Robert Guédiguian : C’est vrai, d’ailleurs Ariane (Ascaride) avait joué le rôle de She Té (ndlr : « La Bonne Âme du Se-Tchouan) pour valider la fin de ses études au Conservatoire national. Chez Brecht, il y a certainement plus de distance par son écriture, mais tout dépend comment on monte sa pièce. Je n’ai jamais eu l’occasion – mais peut-être l’aurai-je un jour -, de mettre en scène une de ses pièces […] Dans les années 50/60 qui ont fait école, son œuvre a été élaborée sur scène avec beaucoup de distanciation. Mais cela n’a jamais signifié froideur. Il s’agit plutôt de l’effet d’étrangeté qui vient du terme « Verfremdungseffekt » et qui a été mal traduit par « distanciation ». Pour Brecht, il s’agit de rendre le monde étrange, de montrer des choses qu’on ne voit pas. Au cinéma, cela implique de changer d’angle, de montrer ce qu’il y a en-dessous et que notre œil ne perçoit pas normalement. C’est l’essence de l’art. On sollicite ainsi l’intelligence du public. Il y a une figure théâtrale bien plus ancienne que Brecht, provenant de la commedia dell’arte, que j’adore et qui est l’aparté. […] Le but est d’en appeler autant au cœur qu’à l’intelligence du spectateur. On doit rester sur ce fil en permanence et la question se pose à chaque plan pour le cinéma. […] Cette question d’être tout le temps sur le fil entre l’émotion et le didactisme résulte d’un très long apprentissage. Elle se pose lors de l’écriture du scénario et tous les jours au tournage. 

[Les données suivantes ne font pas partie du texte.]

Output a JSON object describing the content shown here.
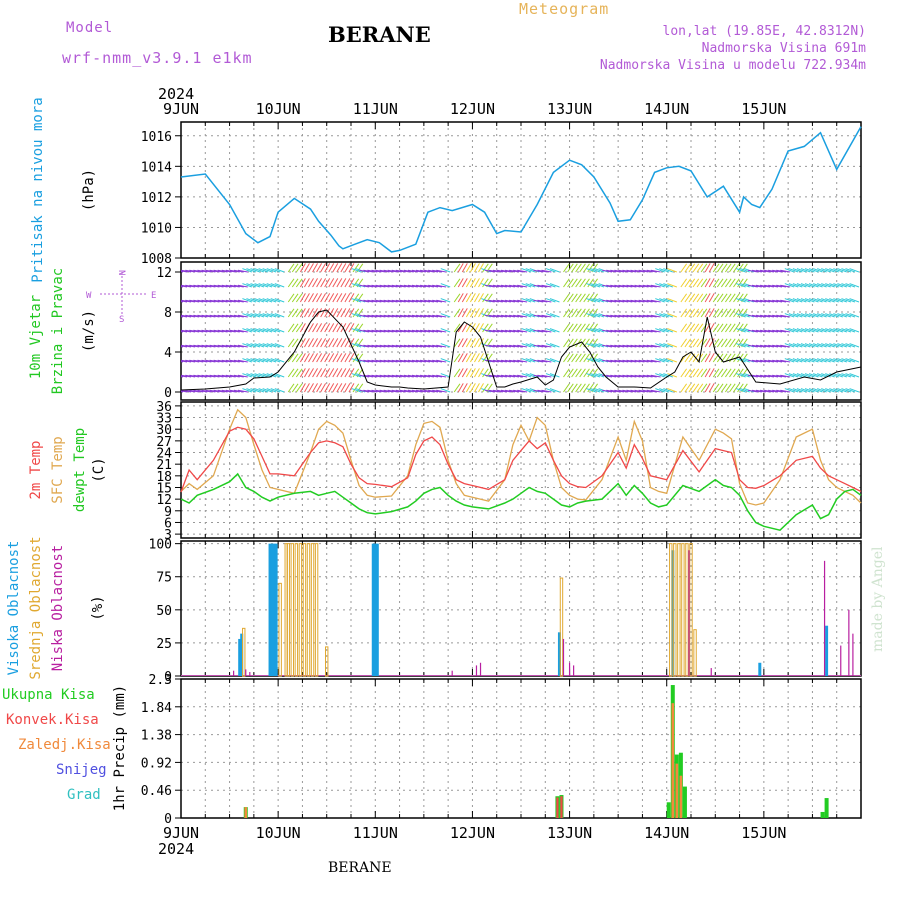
{
  "header": {
    "model_label": "Model",
    "model_name": "wrf-nmm_v3.9.1 e1km",
    "station": "BERANE",
    "title": "Meteogram",
    "lonlat": "lon,lat (19.85E, 42.8312N)",
    "elevation": "Nadmorska Visina 691m",
    "model_elevation": "Nadmorska Visina u modelu 722.934m"
  },
  "footer_station": "BERANE",
  "credit": "made by Angel",
  "colors": {
    "pressure": "#1a9fe0",
    "temp2m": "#f04848",
    "sfc": "#e0a850",
    "dew": "#22cc22",
    "visoka": "#1a9fe0",
    "srednja": "#e0a830",
    "niska": "#b81fa0",
    "ukupna": "#22cc22",
    "konvek": "#f04848",
    "zaledj": "#f08a3c",
    "snijeg": "#5050e0",
    "grad": "#30c0c0",
    "purple": "#b25ad6"
  },
  "x_axis": {
    "year": "2024",
    "tick_labels": [
      "9JUN",
      "10JUN",
      "11JUN",
      "12JUN",
      "13JUN",
      "14JUN",
      "15JUN"
    ]
  },
  "panels": {
    "pressure": {
      "ylabel_main": "Pritisak na nivou mora",
      "unit": "(hPa)"
    },
    "wind": {
      "ylabel_1": "10m Vjetar",
      "ylabel_2": "Brzina i Pravac",
      "unit": "(m/s)",
      "compass": [
        "N",
        "E",
        "S",
        "W"
      ]
    },
    "temp": {
      "ylabel_1": "2m Temp",
      "ylabel_2": "SFC Temp",
      "ylabel_3": "dewpt Temp",
      "unit": "(C)"
    },
    "cloud": {
      "ylabel_1": "Visoka Oblacnost",
      "ylabel_2": "Srednja Oblacnost",
      "ylabel_3": "Niska Oblacnost",
      "unit": "(%)"
    },
    "precip": {
      "legend": [
        "Ukupna Kisa",
        "Konvek.Kisa",
        "Zaledj.Kisa",
        "Snijeg",
        "Grad"
      ],
      "ylabel": "1hr Precip (mm)"
    }
  },
  "chart_data": [
    {
      "type": "line",
      "title": "",
      "ylabel": "Pritisak na nivou mora (hPa)",
      "ylim": [
        1008,
        1016.9
      ],
      "yticks": [
        1008,
        1010,
        1012,
        1014,
        1016
      ],
      "x_unit": "hours since 9JUN 00Z",
      "series": [
        {
          "name": "Pritisak na nivou mora",
          "x": [
            0,
            6,
            12,
            16,
            19,
            22,
            24,
            28,
            32,
            34,
            37,
            39,
            40,
            43,
            46,
            49,
            52,
            54,
            58,
            61,
            64,
            67,
            72,
            75,
            78,
            80,
            84,
            88,
            92,
            96,
            99,
            102,
            106,
            108,
            111,
            114,
            117,
            120,
            123,
            126,
            130,
            134,
            138,
            139,
            141,
            143,
            146,
            150,
            154,
            158,
            162,
            168
          ],
          "values": [
            1013.3,
            1013.5,
            1011.5,
            1009.6,
            1009.0,
            1009.4,
            1011.0,
            1011.9,
            1011.2,
            1010.4,
            1009.5,
            1008.8,
            1008.6,
            1008.9,
            1009.2,
            1009.0,
            1008.4,
            1008.5,
            1008.9,
            1011.0,
            1011.3,
            1011.1,
            1011.5,
            1011.0,
            1009.6,
            1009.8,
            1009.7,
            1011.5,
            1013.6,
            1014.4,
            1014.1,
            1013.3,
            1011.6,
            1010.4,
            1010.5,
            1011.8,
            1013.6,
            1013.9,
            1014.0,
            1013.7,
            1012.0,
            1012.7,
            1011.0,
            1012.0,
            1011.5,
            1011.3,
            1012.5,
            1015.0,
            1015.3,
            1016.2,
            1013.8,
            1016.6
          ]
        }
      ]
    },
    {
      "type": "line",
      "title": "",
      "ylabel": "10m Vjetar Brzina i Pravac (m/s)",
      "ylim": [
        -0.8,
        13
      ],
      "yticks": [
        0,
        4,
        8,
        12
      ],
      "series": [
        {
          "name": "10m Vjetar",
          "x": [
            0,
            6,
            12,
            16,
            18,
            22,
            24,
            28,
            32,
            34,
            36,
            40,
            44,
            46,
            48,
            52,
            54,
            56,
            60,
            66,
            68,
            70,
            72,
            74,
            76,
            78,
            80,
            82,
            84,
            88,
            90,
            92,
            94,
            96,
            99,
            101,
            103,
            105,
            108,
            112,
            116,
            120,
            122,
            124,
            126,
            128,
            130,
            132,
            134,
            138,
            142,
            148,
            154,
            158,
            162,
            168
          ],
          "values": [
            0.2,
            0.3,
            0.5,
            0.8,
            1.4,
            1.5,
            2.0,
            4.0,
            7.0,
            8.0,
            8.2,
            6.5,
            3.0,
            1.0,
            0.7,
            0.5,
            0.5,
            0.4,
            0.3,
            0.5,
            6.0,
            7.0,
            6.5,
            5.5,
            3.0,
            0.5,
            0.5,
            0.8,
            1.0,
            1.5,
            0.7,
            1.2,
            3.5,
            4.5,
            5.0,
            4.0,
            2.5,
            1.5,
            0.5,
            0.5,
            0.4,
            1.5,
            2.0,
            3.5,
            4.0,
            3.0,
            7.5,
            4.0,
            3.0,
            3.5,
            1.0,
            0.8,
            1.5,
            1.2,
            2.0,
            2.5
          ]
        }
      ]
    },
    {
      "type": "line",
      "title": "",
      "ylabel": "Temp (C)",
      "ylim": [
        2,
        37
      ],
      "yticks": [
        3,
        6,
        9,
        12,
        15,
        18,
        21,
        24,
        27,
        30,
        33,
        36
      ],
      "series": [
        {
          "name": "2m Temp",
          "x": [
            0,
            2,
            4,
            8,
            12,
            14,
            16,
            18,
            20,
            22,
            24,
            28,
            32,
            34,
            36,
            38,
            40,
            42,
            44,
            46,
            48,
            52,
            56,
            58,
            60,
            62,
            64,
            66,
            68,
            70,
            72,
            76,
            80,
            82,
            84,
            86,
            88,
            90,
            92,
            94,
            96,
            98,
            100,
            104,
            108,
            110,
            112,
            114,
            116,
            118,
            120,
            124,
            128,
            132,
            134,
            136,
            138,
            140,
            142,
            144,
            148,
            152,
            156,
            158,
            160,
            162,
            164,
            166,
            168
          ],
          "values": [
            13.8,
            19.5,
            17.0,
            22.0,
            29.5,
            30.5,
            30.0,
            27.5,
            23.0,
            18.5,
            18.5,
            18.0,
            24.0,
            26.5,
            27.0,
            26.5,
            25.5,
            21.0,
            17.5,
            16.0,
            15.8,
            15.2,
            17.5,
            23.5,
            27.0,
            28.0,
            26.0,
            21.0,
            17.0,
            16.0,
            15.5,
            14.5,
            17.0,
            22.0,
            24.5,
            27.0,
            25.0,
            26.5,
            22.0,
            18.0,
            16.0,
            15.2,
            15.0,
            18.0,
            24.0,
            20.0,
            26.0,
            22.5,
            18.0,
            17.5,
            17.0,
            24.5,
            19.0,
            25.0,
            24.5,
            24.0,
            17.0,
            15.0,
            14.8,
            15.5,
            18.0,
            22.0,
            23.0,
            20.0,
            18.0,
            17.0,
            16.0,
            15.0,
            14.0
          ]
        },
        {
          "name": "SFC Temp",
          "x": [
            0,
            2,
            4,
            8,
            12,
            14,
            16,
            18,
            20,
            22,
            24,
            28,
            32,
            34,
            36,
            38,
            40,
            42,
            44,
            46,
            48,
            52,
            56,
            58,
            60,
            62,
            64,
            66,
            68,
            70,
            72,
            76,
            80,
            82,
            84,
            86,
            88,
            90,
            92,
            94,
            96,
            98,
            100,
            104,
            108,
            110,
            112,
            114,
            116,
            118,
            120,
            124,
            128,
            132,
            134,
            136,
            138,
            140,
            142,
            144,
            148,
            152,
            156,
            158,
            160,
            162,
            164,
            166,
            168
          ],
          "values": [
            14.0,
            16.0,
            14.5,
            18.0,
            30.0,
            35.0,
            33.0,
            26.0,
            19.5,
            15.0,
            14.5,
            13.5,
            24.0,
            30.0,
            32.0,
            31.0,
            29.0,
            22.0,
            15.5,
            13.0,
            12.5,
            12.8,
            18.0,
            26.0,
            31.5,
            32.0,
            30.5,
            22.0,
            16.0,
            13.0,
            12.5,
            11.5,
            17.0,
            26.0,
            31.0,
            27.0,
            33.0,
            31.0,
            22.0,
            15.0,
            13.0,
            12.0,
            11.8,
            17.0,
            28.0,
            22.0,
            32.0,
            27.0,
            15.0,
            14.0,
            13.5,
            28.0,
            22.0,
            30.0,
            29.0,
            27.5,
            16.0,
            11.0,
            10.5,
            11.0,
            17.0,
            28.0,
            30.0,
            22.0,
            17.0,
            15.0,
            14.0,
            13.0,
            11.0
          ]
        },
        {
          "name": "dewpt Temp",
          "x": [
            0,
            2,
            4,
            8,
            12,
            14,
            16,
            18,
            20,
            22,
            24,
            28,
            32,
            34,
            36,
            38,
            40,
            42,
            44,
            46,
            48,
            52,
            56,
            58,
            60,
            62,
            64,
            66,
            68,
            70,
            72,
            76,
            80,
            82,
            84,
            86,
            88,
            90,
            92,
            94,
            96,
            98,
            100,
            104,
            108,
            110,
            112,
            114,
            116,
            118,
            120,
            124,
            128,
            132,
            134,
            136,
            138,
            140,
            142,
            144,
            148,
            152,
            156,
            158,
            160,
            162,
            164,
            166,
            168
          ],
          "values": [
            12.0,
            11.0,
            13.0,
            14.5,
            16.5,
            18.5,
            15.0,
            14.0,
            12.5,
            11.5,
            12.5,
            13.5,
            14.0,
            13.0,
            13.5,
            14.0,
            12.5,
            11.0,
            9.5,
            8.5,
            8.2,
            8.8,
            10.0,
            11.5,
            13.5,
            14.5,
            15.0,
            13.0,
            11.5,
            10.5,
            10.0,
            9.5,
            11.0,
            12.0,
            13.5,
            15.0,
            14.0,
            13.5,
            12.0,
            10.5,
            10.0,
            11.0,
            11.5,
            12.0,
            16.0,
            13.0,
            15.5,
            13.5,
            11.0,
            10.0,
            10.5,
            15.5,
            14.0,
            17.0,
            15.5,
            15.0,
            13.0,
            9.0,
            6.0,
            5.0,
            4.0,
            8.0,
            10.5,
            7.0,
            8.0,
            12.0,
            14.0,
            14.5,
            13.0
          ]
        }
      ]
    },
    {
      "type": "bar",
      "title": "",
      "ylabel": "Oblacnost (%)",
      "ylim": [
        0,
        102
      ],
      "yticks": [
        0,
        25,
        50,
        75,
        100
      ],
      "series": [
        {
          "name": "Visoka Oblacnost",
          "x": [
            14.5,
            15.0,
            22.0,
            22.5,
            23.0,
            23.5,
            47.5,
            48.0,
            48.5,
            93.5,
            121.5,
            143.0,
            159.5
          ],
          "values": [
            28,
            32,
            100,
            100,
            100,
            100,
            100,
            100,
            100,
            33,
            95,
            10,
            38
          ]
        },
        {
          "name": "Srednja Oblacnost",
          "x": [
            15.5,
            24.5,
            26.0,
            26.5,
            27.5,
            28.5,
            29.5,
            30.5,
            31.5,
            32.5,
            33.5,
            36.0,
            94.0,
            121.0,
            122.0,
            123.0,
            124.0,
            125.0,
            126.0,
            127.0
          ],
          "values": [
            36,
            70,
            100,
            100,
            100,
            100,
            100,
            100,
            100,
            100,
            100,
            22,
            74,
            100,
            100,
            100,
            100,
            100,
            100,
            35
          ]
        },
        {
          "name": "Niska Oblacnost",
          "x": [
            13.0,
            16.0,
            17.0,
            67.0,
            73.0,
            74.0,
            94.5,
            96.0,
            97.0,
            125.5,
            131.0,
            159.0,
            163.0,
            165.0,
            166.0
          ],
          "values": [
            4,
            5,
            3,
            4,
            8,
            10,
            28,
            10,
            8,
            95,
            6,
            87,
            23,
            50,
            32
          ]
        }
      ]
    },
    {
      "type": "bar",
      "title": "",
      "ylabel": "1hr Precip (mm)",
      "ylim": [
        0,
        2.3
      ],
      "yticks": [
        0,
        0.46,
        0.92,
        1.38,
        1.84,
        2.3
      ],
      "series": [
        {
          "name": "Ukupna Kisa",
          "x": [
            16.0,
            93.0,
            94.0,
            120.5,
            121.5,
            122.5,
            123.5,
            124.5,
            158.5,
            159.5
          ],
          "values": [
            0.18,
            0.36,
            0.38,
            0.26,
            2.2,
            1.05,
            1.08,
            0.52,
            0.1,
            0.33
          ]
        },
        {
          "name": "Konvek.Kisa",
          "x": [
            16.0,
            93.0,
            94.0,
            121.5
          ],
          "values": [
            0.15,
            0.34,
            0.36,
            0.3
          ]
        },
        {
          "name": "Zaledj.Kisa",
          "x": [
            16.0,
            121.5,
            122.5,
            123.5
          ],
          "values": [
            0.18,
            1.9,
            0.9,
            0.7
          ]
        }
      ]
    }
  ]
}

[Propos recueillis à Paris, le 25 octobre 2017 par P. Eisenreich et Y. Tobin pour « Positif »)

≈ « La Villa » est sorti en salles le 29 novembre 2017 et a obtenu 552 000 entrées.

 


 

≈≈ Filmer Marseille (extrait ouvrage Christophe Kantcheff)

 

• « Robert Guédiguian n’a pas une vision étroite des frontières de son quartier. L’Estaque se trouve là où il le décide. Dernier Été, Rouge Midi, Marius et Jeannette, À l’attaque ! y ont été quasi intégralement tournés. Jusqu’aux Neiges du Kilimandjaro. La maison de Marie-Claire (Ariane Ascaride) et Michel (Jean-Pierre Darroussin) se trouve effectivement dans le centre du quartier, à quelques encâblures de sa charmante église, où Maggiorina (Ariane A.) et Jérôme (Gérard Meylan) se sont mariés dans Rouge Midi. La petite plage où ils sont au début du film avec leurs enfants et petits-enfants est celle de Corbières, que l’on a déjà vue dans Marius et Jeannette. […]

Les nécessités dramaturgiques poussent bien entendu à sortir des limites strictes de l’Estaque. Parfois, c’est juste un peu plus loin vers l’ouest – les calanques de Méjean (quelques plans de Ki lo sa ?, ceux du début de Marie-Jo et ses deux amours, l’intégralité de La Villa) – ou non loin de l’étang de Berre, où se trouve le cabaret d’À la vie, à la mort !, qui est aussi le restaurant de Au fil d’Ariane, Dieu vomit les tièdes est « délocalisé » à Martigues et au pied du pont de Caronte, hommage à Toni de Renoir. […] »

Ch. Kantcheff : Guédiguian. © Éditions de l’Atelier, 2018.